Aussi, à la veille de la tenue à Couvet (NE), les 22, 23 et 24 mars 2002, d’une exposition transfrontalière organisée par notre Société neuchâteloise de généalogie (SNG), la Société suisse d’études généalogiques (SSEG) – dont notre président, Eric Nusslé, est le vice-président – et la Chambre des généalogistes professionnels de Suisse romande (CGPSR) – dont notre même président est membre -, ne peut-on qu’applaudir des deux mains à une telle manifestation placée à l’enseigne de la « Généalogie à travers le Jura » et réunissant des hôtes alsaciens, lorrains, franc-comtois, savoyards, jurassiens, vaudois et, bien sûr, neuchâtelois !

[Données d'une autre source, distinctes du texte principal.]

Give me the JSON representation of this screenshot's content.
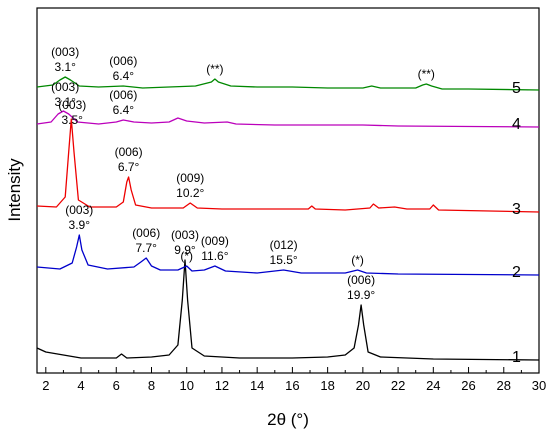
{
  "chart_data": {
    "type": "line",
    "xlabel": "2θ (°)",
    "ylabel": "Intensity",
    "xlim": [
      1.5,
      30
    ],
    "xticks": [
      2,
      4,
      6,
      8,
      10,
      12,
      14,
      16,
      18,
      20,
      22,
      24,
      26,
      28,
      30
    ],
    "yticks_shown": false,
    "grid": false,
    "legend": "none",
    "series": [
      {
        "name": "1",
        "color": "#000000",
        "offset": 0,
        "points": [
          [
            1.5,
            0.12
          ],
          [
            2,
            0.08
          ],
          [
            4,
            0.02
          ],
          [
            6,
            0.02
          ],
          [
            6.3,
            0.06
          ],
          [
            6.6,
            0.02
          ],
          [
            8,
            0.03
          ],
          [
            9,
            0.05
          ],
          [
            9.5,
            0.15
          ],
          [
            9.75,
            0.6
          ],
          [
            9.9,
            1.0
          ],
          [
            10.05,
            0.6
          ],
          [
            10.3,
            0.12
          ],
          [
            11,
            0.04
          ],
          [
            13,
            0.02
          ],
          [
            16,
            0.02
          ],
          [
            18,
            0.03
          ],
          [
            19,
            0.05
          ],
          [
            19.5,
            0.12
          ],
          [
            19.75,
            0.35
          ],
          [
            19.9,
            0.55
          ],
          [
            20.05,
            0.35
          ],
          [
            20.3,
            0.08
          ],
          [
            21,
            0.03
          ],
          [
            24,
            0.01
          ],
          [
            30,
            0
          ]
        ]
      },
      {
        "name": "2",
        "color": "#0000cc",
        "offset": 0.85,
        "points": [
          [
            1.5,
            0.08
          ],
          [
            2.8,
            0.06
          ],
          [
            3.5,
            0.12
          ],
          [
            3.75,
            0.28
          ],
          [
            3.9,
            0.4
          ],
          [
            4.05,
            0.25
          ],
          [
            4.4,
            0.1
          ],
          [
            5.5,
            0.06
          ],
          [
            7,
            0.08
          ],
          [
            7.4,
            0.13
          ],
          [
            7.7,
            0.17
          ],
          [
            8,
            0.09
          ],
          [
            8.5,
            0.05
          ],
          [
            9.5,
            0.05
          ],
          [
            10,
            0.09
          ],
          [
            10.3,
            0.04
          ],
          [
            11,
            0.05
          ],
          [
            11.6,
            0.09
          ],
          [
            12.2,
            0.04
          ],
          [
            14,
            0.02
          ],
          [
            15.5,
            0.05
          ],
          [
            16.5,
            0.02
          ],
          [
            19,
            0.02
          ],
          [
            19.7,
            0.05
          ],
          [
            20.2,
            0.02
          ],
          [
            22,
            0.01
          ],
          [
            30,
            0
          ]
        ]
      },
      {
        "name": "3",
        "color": "#ee0000",
        "offset": 1.48,
        "points": [
          [
            1.5,
            0.06
          ],
          [
            2.6,
            0.05
          ],
          [
            3.1,
            0.15
          ],
          [
            3.3,
            0.6
          ],
          [
            3.45,
            0.93
          ],
          [
            3.6,
            0.6
          ],
          [
            3.85,
            0.12
          ],
          [
            4.5,
            0.05
          ],
          [
            6,
            0.05
          ],
          [
            6.4,
            0.1
          ],
          [
            6.6,
            0.3
          ],
          [
            6.7,
            0.35
          ],
          [
            6.85,
            0.22
          ],
          [
            7.1,
            0.07
          ],
          [
            8,
            0.04
          ],
          [
            9.8,
            0.04
          ],
          [
            10.2,
            0.09
          ],
          [
            10.6,
            0.04
          ],
          [
            12,
            0.03
          ],
          [
            14,
            0.03
          ],
          [
            16.9,
            0.03
          ],
          [
            17.1,
            0.06
          ],
          [
            17.3,
            0.03
          ],
          [
            19,
            0.02
          ],
          [
            20.4,
            0.04
          ],
          [
            20.6,
            0.08
          ],
          [
            20.9,
            0.04
          ],
          [
            21.8,
            0.05
          ],
          [
            22.5,
            0.03
          ],
          [
            23.8,
            0.03
          ],
          [
            24,
            0.07
          ],
          [
            24.3,
            0.02
          ],
          [
            30,
            0
          ]
        ]
      },
      {
        "name": "4",
        "color": "#bb00bb",
        "offset": 2.33,
        "points": [
          [
            1.5,
            0.03
          ],
          [
            2.3,
            0.05
          ],
          [
            2.7,
            0.13
          ],
          [
            3.0,
            0.16
          ],
          [
            3.3,
            0.13
          ],
          [
            3.8,
            0.05
          ],
          [
            5,
            0.03
          ],
          [
            6,
            0.05
          ],
          [
            6.4,
            0.07
          ],
          [
            7,
            0.05
          ],
          [
            8,
            0.04
          ],
          [
            9,
            0.05
          ],
          [
            9.5,
            0.09
          ],
          [
            10,
            0.06
          ],
          [
            11,
            0.04
          ],
          [
            12.3,
            0.05
          ],
          [
            12.8,
            0.03
          ],
          [
            15,
            0.02
          ],
          [
            17,
            0.02
          ],
          [
            18,
            0.02
          ],
          [
            20,
            0.02
          ],
          [
            22,
            0.01
          ],
          [
            30,
            0
          ]
        ]
      },
      {
        "name": "5",
        "color": "#008800",
        "offset": 2.69,
        "points": [
          [
            1.5,
            0.04
          ],
          [
            2.4,
            0.06
          ],
          [
            2.8,
            0.11
          ],
          [
            3.1,
            0.14
          ],
          [
            3.4,
            0.11
          ],
          [
            3.9,
            0.05
          ],
          [
            5,
            0.04
          ],
          [
            6.4,
            0.05
          ],
          [
            7.5,
            0.03
          ],
          [
            9,
            0.04
          ],
          [
            10.5,
            0.05
          ],
          [
            11.4,
            0.09
          ],
          [
            11.6,
            0.12
          ],
          [
            11.8,
            0.09
          ],
          [
            12.5,
            0.05
          ],
          [
            14,
            0.04
          ],
          [
            16,
            0.04
          ],
          [
            18,
            0.03
          ],
          [
            20,
            0.03
          ],
          [
            20.5,
            0.05
          ],
          [
            21,
            0.03
          ],
          [
            23,
            0.03
          ],
          [
            23.4,
            0.06
          ],
          [
            23.6,
            0.07
          ],
          [
            23.9,
            0.05
          ],
          [
            24.5,
            0.02
          ],
          [
            26,
            0.02
          ],
          [
            30,
            0.01
          ]
        ]
      }
    ],
    "annotations": [
      {
        "series": "5",
        "x": 3.1,
        "lines": [
          "(003)",
          "3.1°"
        ]
      },
      {
        "series": "5",
        "x": 6.4,
        "lines": [
          "(006)",
          "6.4°"
        ]
      },
      {
        "series": "5",
        "x": 11.6,
        "lines": [
          "(**)"
        ]
      },
      {
        "series": "5",
        "x": 23.6,
        "lines": [
          "(**)"
        ]
      },
      {
        "series": "4",
        "x": 3.1,
        "lines": [
          "(003)",
          "3.1°"
        ]
      },
      {
        "series": "4",
        "x": 6.4,
        "lines": [
          "(006)",
          "6.4°"
        ]
      },
      {
        "series": "3",
        "x": 3.5,
        "lines": [
          "(003)",
          "3.5°"
        ]
      },
      {
        "series": "3",
        "x": 6.7,
        "lines": [
          "(006)",
          "6.7°"
        ]
      },
      {
        "series": "3",
        "x": 10.2,
        "lines": [
          "(009)",
          "10.2°"
        ]
      },
      {
        "series": "2",
        "x": 3.9,
        "lines": [
          "(003)",
          "3.9°"
        ]
      },
      {
        "series": "2",
        "x": 7.7,
        "lines": [
          "(006)",
          "7.7°"
        ]
      },
      {
        "series": "2",
        "x": 10.0,
        "lines": [
          "(*)"
        ]
      },
      {
        "series": "2",
        "x": 11.6,
        "lines": [
          "(009)",
          "11.6°"
        ]
      },
      {
        "series": "2",
        "x": 15.5,
        "lines": [
          "(012)",
          "15.5°"
        ]
      },
      {
        "series": "2",
        "x": 19.7,
        "lines": [
          "(*)"
        ]
      },
      {
        "series": "1",
        "x": 9.9,
        "lines": [
          "(003)",
          "9.9°"
        ]
      },
      {
        "series": "1",
        "x": 19.9,
        "lines": [
          "(006)",
          "19.9°"
        ]
      }
    ]
  }
}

Image forte et vivante de la relativité du concept frontalier, ce rendez-vous « familial » et « parental » franco-suisse a par ailleurs lieu au cœur même de la seule vallée du Jura qui relie vraiment, par sa position topographique, comme un isthme en creux, le plateau suisse et la Franche-Comté. D’où le nom de ce sillon communicateur : Val-de-Travers (à l’origine vallis traversis ou transverse), val transversal, val à travers et non de travers … Un val franchi par l’ancienne « route de France » qu’utilisaient entre autres les diplomates de Sa Majesté en poste à l’ambassade royale de Soleure et dont l’entrée orientale, au-dessus du littoral neuchâtelois, est surnommée avec réalisme « trou » ou « trouée de Bourgogne » : tout un symbole!

Eric-André Klauser
Vice-président de la SNG et corédacteur du bulletin

Voir :

  • Eddy Bauer « Histoire de nos frontières », in Musée neuchâtelois, 1949, 33-46;
  • Robert Comtesse, « 1814 : la nouvelle frontière et le Cerneux-Péquignot », in Musée neuchâtelois, 1899, 229 sqq;
  • Jean Courvoisier « La formation du territoire neuchâtelois« , in La formation territoriale des cantons romands, 1989, 41-51;
  • Suzanne Daveau, « Déclin des rapports frontaliers avec la France aux limites du canton de Neuchâtel », in Bulletin de la Société neuchâteloise de géographie, 1956-1959, 305-313;
  • Philippe Jeanneret, Les effets économiques régionaux des frontières internationales : l’exemple de la frontière franco-suisse de Genève à Bâle, 1984;
  • Fernand Loew, Les Verrières : la vie rurale d’une communauté du Haut-Jura au Moyen Age« , 1954, notamment 54-93;
  • Fernand Loew, « La frontière aux Verrières », in Musée neuchâtelois, 1976, 15-29;
  • Léon Montandon, « La borne des Trois Evêchés », in Musée neuchâtelois, 1958, 151-153.